There is no definitive evidence that Paranthropus was a habitual tooluser or tool-maker; its food-processing abilities tend to be associated with a primitive pattern of oral preparation, which is emphasized further by its robust facial structure and enormous grindstone-like premolars and molars. Selection pressures appear to have focused on increasing its robust skull and dental complex, so the ancestral member of this robust lineage, P. walkeri, while probably sharing the "transitional" phase in gut morphology (passed on from its late Miocene/early Pliocene ancestor), did not revert to meat eating but emphasized other lipid-rich resources, probably a specialized diet of hard fruits, hard seeds, and other abrasive foods. This dietary overspecialization, in the face of the habitat conflict with other, nonrobust hominin groups, must have contributed to the eventual extinction of the robust hominins.

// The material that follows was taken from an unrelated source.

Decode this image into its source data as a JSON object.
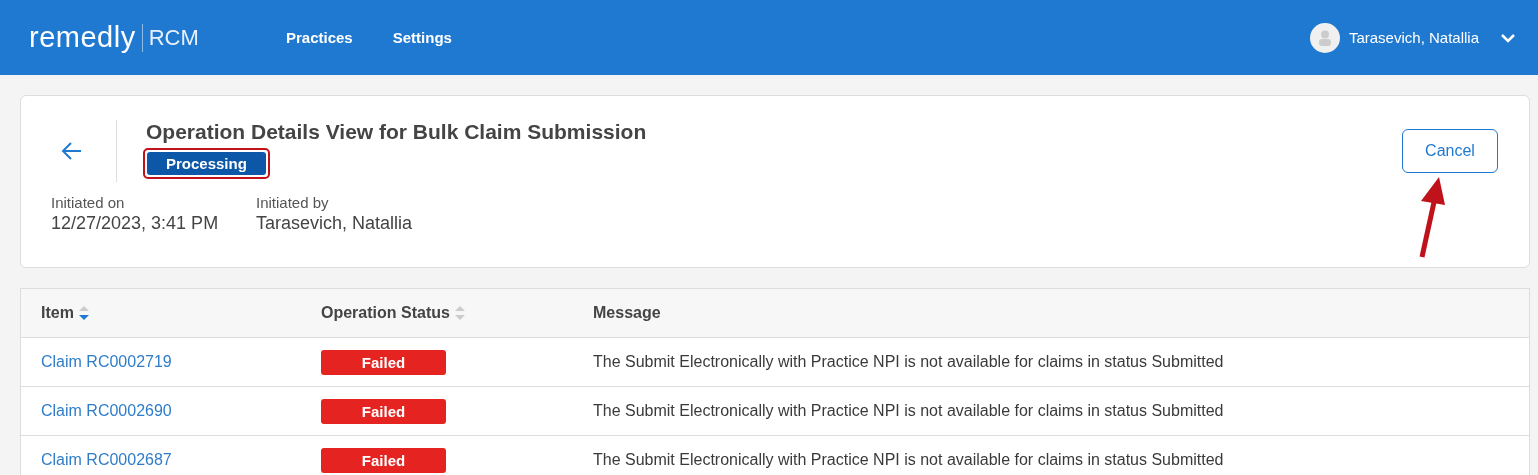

It is clear that by the time H. ergaster appears in the East African fossil record, moderate levels of meat eating had been incorporated into the diet. Specimen KNM-ER 1808 provides evidence that this was not always a successful adaptation and that some form of "trial and error" was still being invoked. It was the broadening of its dietary base, and associated behavioral adaptations as well as increased dependence and development of stone and nonstone technologies (again demonstrated by the protection, feeding, and help given to the individual represented by KNM-ER 1808), that enabled members of this species to increase their territorial range and thus to increase access to resources.

While H. habilis and H. ergaster are both thought to have manufactured the primitive Oldowan tool technology, it may be that H. ergaster was the first to become increasingly reliant on it, while H. habilis was an infrequent user of stone tools. Or it may be that H. ergaster alone was responsible for their manufacture. The South African hominin StW 53 specimen from Sterkfontein Member 5 (dating to around 1.5 Ma), which until recently had been tentatively allocated to H. habilis, is associated with Oldowan-like chopping tools (see Brain, 1981). However, Kuman and

Clarke (2000) propose to reallocate this specimen to Australopithecus. They argue that it is part of a secondary deposition and thus was not necessarily deposited at the same time as the tools. If this is so, the jury is still out with regard to H. habilis as a tool manufacturer. So far, only H. habilis and P. boisei are known from Olduvai Gorge Bed I, where Oldowan tools are abundant; but there are so few specimens that at any moment H. ergaster or some unexpected species may turn up there. While early demes of H. ergaster are associated with Oldowan technology (or Mode I technology), Acheulean tools (or Mode II) are first associated with later populations of H. ergaster from Konso, Ethiopia, around 1.4 Ma (Figure 6.1). This new tradition is defined by biface instruments, much more elaborate than those of the Oldowan tradition. This new toolkit consisted of hand axes, cleavers, and picks and must have involved considerable forethought and planning, for the tools represent a predetermined design rather than "blades" struck from a core. This demonstrates that new tool traditions — technologies need not be correlated with the appearance of new hominin species.